Adam Mansbach: You know even the term "political correctness" at this point I feel like has been compromised, has been diluted, and means different things to different people in a way that is counterproductive. I would vote to retire the term entirely. I guess where I fall is, on one hand if you are whining about the way that political correctness and some culture of respect prevents you from being an asshole, then you’re an asshole. If the political correctness of the world stops you, impinges your freedom of speech and prevention from being misogynistic, homophobic, racist—then fuck you, basically. I guess that’s ultimately where I fall on it.
I don’t really know any artists, any creative folks who feel like some restrictive culture is preventing them from doing their art, you know. The people I see are flourishing in this space. I think respect is important. I think calling people by the words and the names and the pronouns that they choose for themselves is critical. There’s no reason in any sense to do otherwise that I can think of.
But I feel like the term itself, as far back as the 90s, was being bandied about in this spirit of mockery, and I remember books being published, like “The Politically Correct Handbook” and like things that just take it to a level of absurdity.

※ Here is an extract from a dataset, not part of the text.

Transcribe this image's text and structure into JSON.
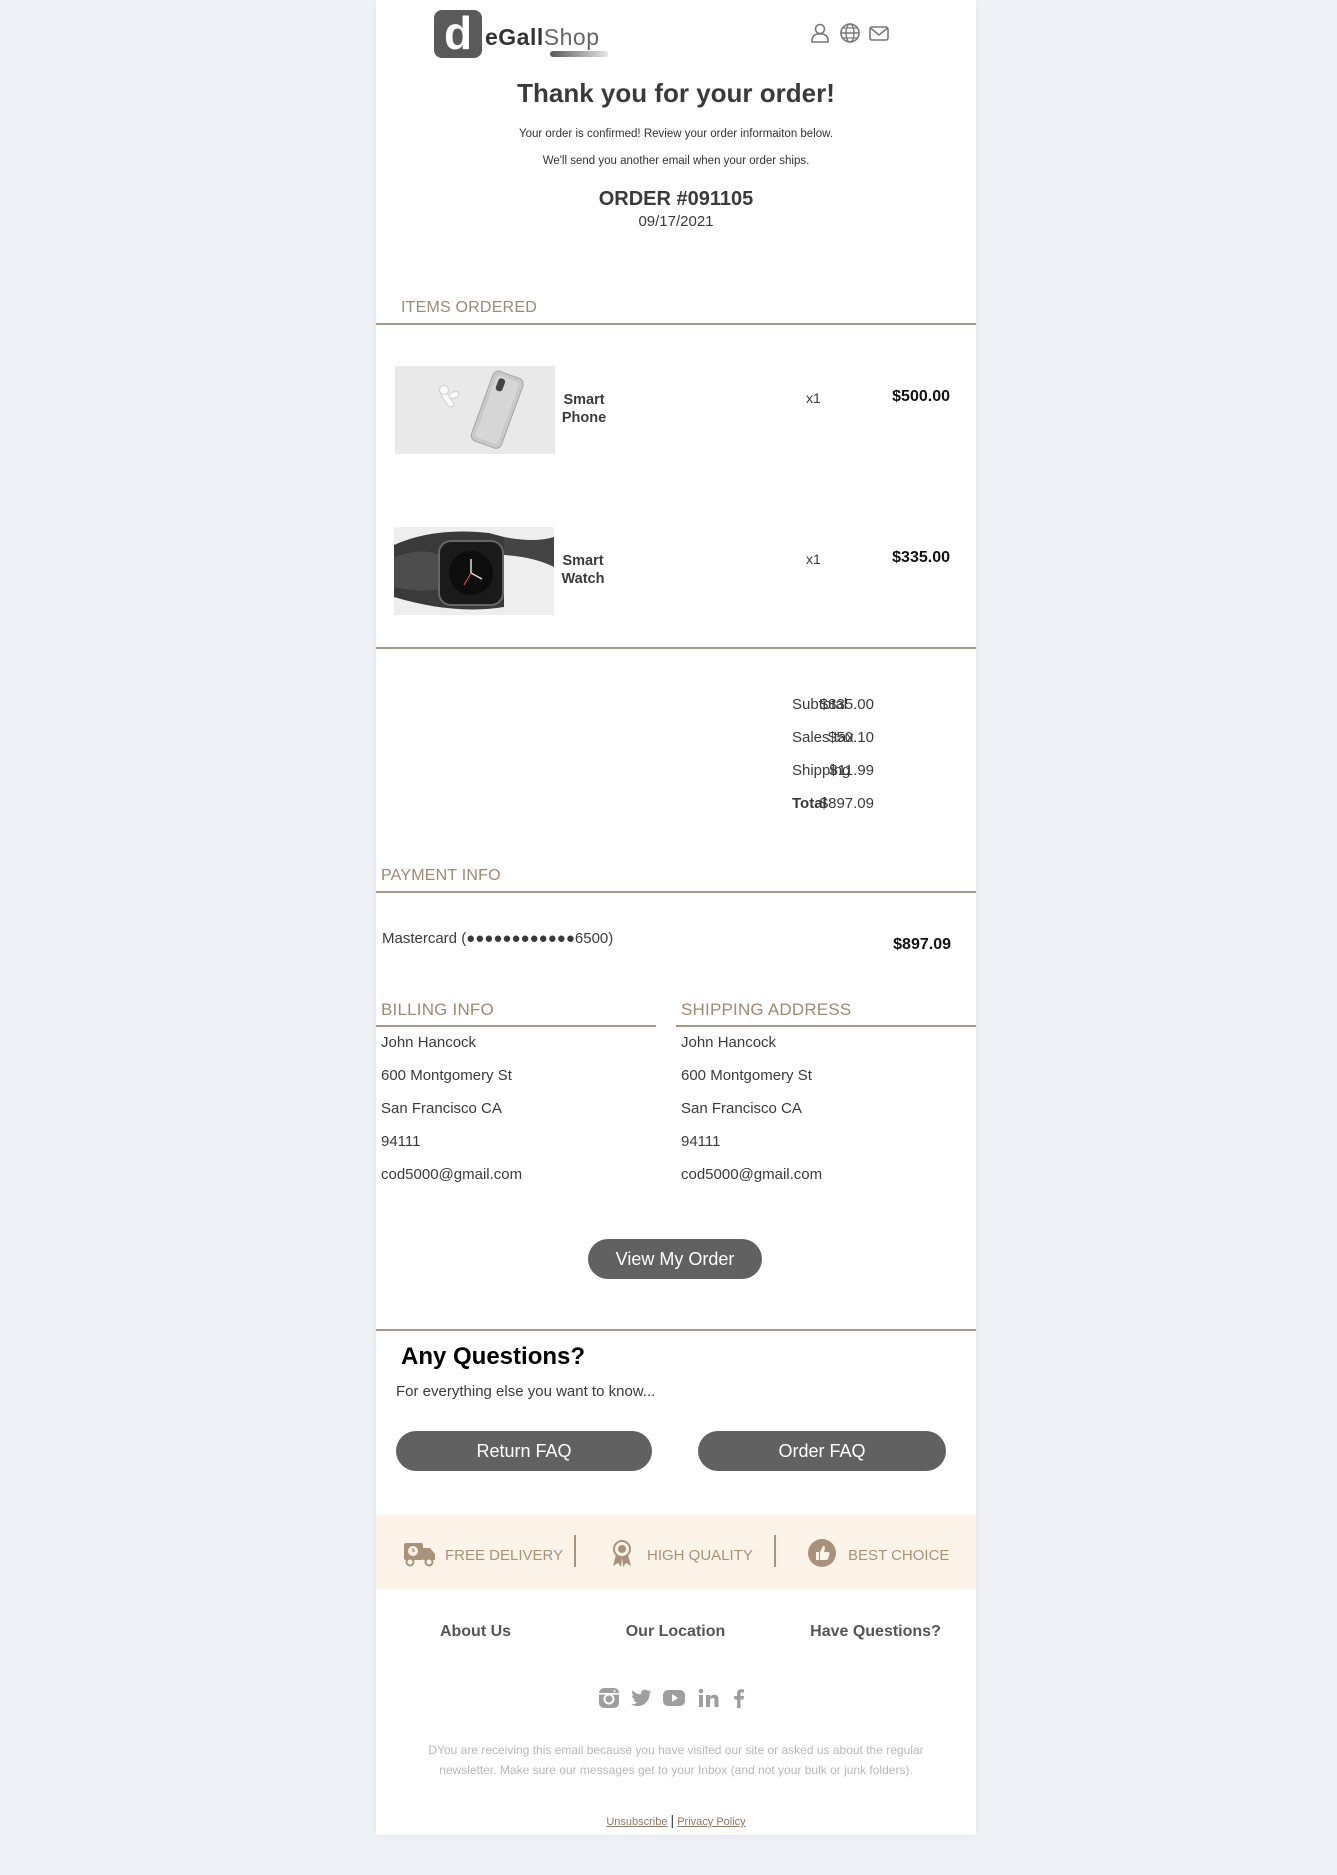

The simple idea—that people of various marginalized discriminated against groups were claiming ownership of the words used to describe them—was taken and satirized and made absurd by the right, a group of people who are not known for their sense of humor. And it became kind of a battering ram. Like “Oh, you know, we can’t say blah, blah, blah.” And like “Well you can’t say short anymore, you have to say vertically challenged.” And it was very deliberate.
I mean it was part of the war around language which is a very critical part of political discourse. The control of terminology is really, really important in the way that people’s views are shaped. And it’s something that the right has had a lock on surprisingly for a pretty long time, you know. “Pro-life” sounds good but isn’t. But the way that the words and the phrases and the terminology shape the debate is really critical. So the term in my mind goes back to that and yeah, at this point I think we could probably put it to death and come up with something better.